III
Seus monstros, despertados, gritavam em seus ouvidos. O último pedaço do mundo aonde não queria estar. Desde pequena morria de medo à simples menção daquele lugar e ali estava ela, numa noite de sábado, ao lado de um homem que nem ao menos sabia o nome. Era demais para a sua cabeça. Teve ímpeto de se levantar e sair correndo apavorada, transtornada. Nunca sentiu tanto medo como naquele momento. O ar lhe faltava nos pulmões, sua cabeça girava. A figura daquele gótico a sua frente parecia completar o cenário de terror onde se encontrava. Olhou em volta e constatou que era real – ela estava dentro de um cemitério, cercada por túmulos e aquele cheiro, que agora sabia, era o de vela queimada, o cheiro das flores era apavorante. Levantou-se do túmulo onde houvera sentado e tentou tomar um rumo que a levasse para bem longe daquele lugar. Tinha verdadeiro pavor de cemitério, desde criança não entrava em cemitério, desde a morte de sua avó. Ir parar ali naquela noite era algo que realmente a fizera constatar a besteira que fizera confiando num estranho maquiado e de roupa preta.
- Você é maluco? Um cemitério. Num cemitério é demais para mim. Para que lado fica a saída eu vou embora.
- Desencana, nada aqui pode lhe fazer mal, garanto que estão todos mortos e enterrados – disse ele com seu humor negro.
- Eu quero sair agora, por favor.
O gótico puxou-a fazendo que se sentasse novamente, mas ela queria sair dali, queria estar o mais longe possível de um cenário como aquele.
- Desencana, mina, pare com a histeria.
Ela tentava se acalmar, mas parecia impossível tendo a sua frente um mundo de túmulos mal iluminados por uma luz fraca que vinha de um poste mais a frente. As sombras desenhavam monstros tenebrosos em sua mente, temia que, de uma hora para outra, um defunto levantasse de seu túmulo e viesse pegá-la. Lembrou-se de suas noites insone com medo de ser pega por algum tipo de ser gosmento, medonho e tenebroso com fome fora do normal pela carne humana. Pensando em seus monstros não percebeu a tentativa frustrada do gótico em deixá-la excitada, beijando-lhe de todas as formas, segurando-lhe o rosto, tentando chamar mais atenção do que os monstros que ele não via.
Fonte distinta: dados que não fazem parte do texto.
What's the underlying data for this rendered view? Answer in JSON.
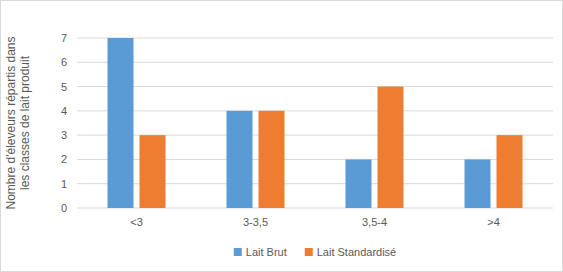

- Relaxa, estamos aqui, vamos aproveitar. Esse lugar é apenas um depósito para sonhos perdidos, vidas vividas com ou sem intensidade, apenas um depósito esquecido onde só há lixo. Não há nada aqui que possa lhe fazer mal.
Foi quando Nusa olhou a sua frente e conseguiu ver além dos seus medos. O gótico maluco pusera uma grande toalha no chão. Dispostas sobre ela uma garrafa de vinho, duas taças e algum tipo de petisco tão estranho quanto ele. Ela não podia acreditar que aquele maluco estava mesmo pensando que poderia ter alguma coisa com uma mulher normal num lugar como aquele, não, não era possível. Por mais que tentasse ou quisesse esquecer-se de que estava num cemitério, os túmulos faziam dança em sua cabeça e não lhe deixavam tempo suficiente para aproveitar a oportunidade de fazer algo maluco com aquele gótico. Agora vinha à sua mente que sempre lhe disseram que aquele tipo de gente era assíduos frequentadores de cemitérios e coisas apavorantes similares, criavam cobras, aranhas e tinham morcegos em gaiolas como as pessoas normais criam seus canários.